Fintech continues to dominate in terms of equity funding raised, energy and logistics and transport complete the top three. While female founders are still largely underfunded on the continent, they raised 19 per cent of the total equity funding, their highest share since Q1 2021, the data firm highlighted.

It noted, “This percentage has been growing steadily for the past four quarters. 73 per cent of the equity funding went to start-ups with no female (co-) founder(s) while on the contrary less than 2 per cent was raised by start-ups with no male (co-) founder(s).”

2023 has been a tough year for startups with funding falling to record lows and borrowing increasing.
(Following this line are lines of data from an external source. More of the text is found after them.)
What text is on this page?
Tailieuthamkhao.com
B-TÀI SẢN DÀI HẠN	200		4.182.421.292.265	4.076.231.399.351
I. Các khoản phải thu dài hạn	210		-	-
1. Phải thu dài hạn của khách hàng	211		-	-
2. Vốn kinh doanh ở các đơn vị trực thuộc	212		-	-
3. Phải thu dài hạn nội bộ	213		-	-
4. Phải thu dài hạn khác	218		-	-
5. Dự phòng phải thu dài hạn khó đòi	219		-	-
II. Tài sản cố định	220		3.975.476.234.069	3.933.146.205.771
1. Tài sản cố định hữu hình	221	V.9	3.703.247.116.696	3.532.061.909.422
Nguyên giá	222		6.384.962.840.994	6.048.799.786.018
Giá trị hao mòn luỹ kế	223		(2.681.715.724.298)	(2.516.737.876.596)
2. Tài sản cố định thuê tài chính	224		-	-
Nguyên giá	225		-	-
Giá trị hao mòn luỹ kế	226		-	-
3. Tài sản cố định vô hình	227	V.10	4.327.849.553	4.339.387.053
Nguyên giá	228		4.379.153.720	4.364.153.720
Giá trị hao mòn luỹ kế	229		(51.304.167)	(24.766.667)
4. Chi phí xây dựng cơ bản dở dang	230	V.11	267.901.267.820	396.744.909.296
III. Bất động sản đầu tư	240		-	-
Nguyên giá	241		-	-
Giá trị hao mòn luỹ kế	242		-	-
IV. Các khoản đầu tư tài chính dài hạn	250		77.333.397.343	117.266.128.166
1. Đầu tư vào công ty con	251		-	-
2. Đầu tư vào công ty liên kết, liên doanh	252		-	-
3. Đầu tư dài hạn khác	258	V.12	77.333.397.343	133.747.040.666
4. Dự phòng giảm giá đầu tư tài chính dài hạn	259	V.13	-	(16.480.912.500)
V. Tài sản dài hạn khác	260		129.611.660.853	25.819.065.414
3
In Nigeria for instance, startup funding fell to $470m in the last year (July 2022 to June 2023), a 77 per cent dip from the $2bn that they raised between July 2021 and June 2022.

This rapid decline has caught the eye of the Nigerian government with the Federal Government recently announcing a plan to boost startups yearly funding rounds to $5bn by 2027.

The Minister of Communications, Innovation and Digital Economy, Dr. Bosun Tijani, said, “Recognising the critical role of patient capital in the growth of startups, we are committed to increasing the local availability of patient capital. We intend to create an environment for startups to raise the funding they require to thrive locally and promote the domiciliation of startups within our nation.”